TS: You’ve also appeared in multiple comedy TV shows such as “Inside Amy Schumer,” “Louie” and “Crashing”and just shot a featured role for “The Irishman”starring Robert DeNiro and Al Pacino. Does working in TV or film feel even more different?

N:Yeah those are different because you can redo it, and you know what lines you are saying before you say them. So, the good part is that you can redo it. The bad part is you don’t get to just make it up as you go along, and if something is not working in an acting scene, you can’t just make fun of it and save it. You have to go through the dialogue with that scene. 

TS: You’ve performed in Buffalo before, is there anything that makes Buffalo different compared to other stops? 

N:No, I mean, Buffalo is a lot like Philadelphia, New Jersey and Ohio. They’re just kind of like blue-collar people. If you’re funny, they’ll laugh, and if you’re not, they won’t. You don’t need to be politically correct. They just want you to be funny, so they’re a great crowd. It’s one of my favorite ones.

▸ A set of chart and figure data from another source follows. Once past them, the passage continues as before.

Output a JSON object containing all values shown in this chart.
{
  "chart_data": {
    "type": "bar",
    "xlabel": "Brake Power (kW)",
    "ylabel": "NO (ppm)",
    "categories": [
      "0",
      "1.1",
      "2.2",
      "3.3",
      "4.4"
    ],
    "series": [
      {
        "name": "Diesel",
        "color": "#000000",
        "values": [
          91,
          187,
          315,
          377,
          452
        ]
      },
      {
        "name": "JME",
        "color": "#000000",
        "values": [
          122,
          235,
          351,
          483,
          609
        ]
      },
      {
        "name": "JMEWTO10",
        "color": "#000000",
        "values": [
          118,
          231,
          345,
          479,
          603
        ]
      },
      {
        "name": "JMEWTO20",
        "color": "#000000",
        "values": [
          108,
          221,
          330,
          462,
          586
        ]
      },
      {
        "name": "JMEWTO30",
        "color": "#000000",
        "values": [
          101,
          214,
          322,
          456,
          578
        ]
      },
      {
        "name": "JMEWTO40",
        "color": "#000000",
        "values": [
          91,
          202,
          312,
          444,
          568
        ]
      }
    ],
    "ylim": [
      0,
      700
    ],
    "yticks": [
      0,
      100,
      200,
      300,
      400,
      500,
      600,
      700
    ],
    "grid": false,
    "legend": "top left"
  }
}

TS: What should Buffalonians expect from your upcoming performance?

N:Well, it’s updated from the last time I was there. It’s a new hour. We’ll talk a lot about what’s going on in the world, my own disastrous personal life, [and] there are a few documentaries on Netflix I’m touching on.

TS: Is there anything you want to say to Buffalonians who are thinking about seeing your show?

N:Buy a ticket because you never know when I’m gonna die, and I won’t be able to come back.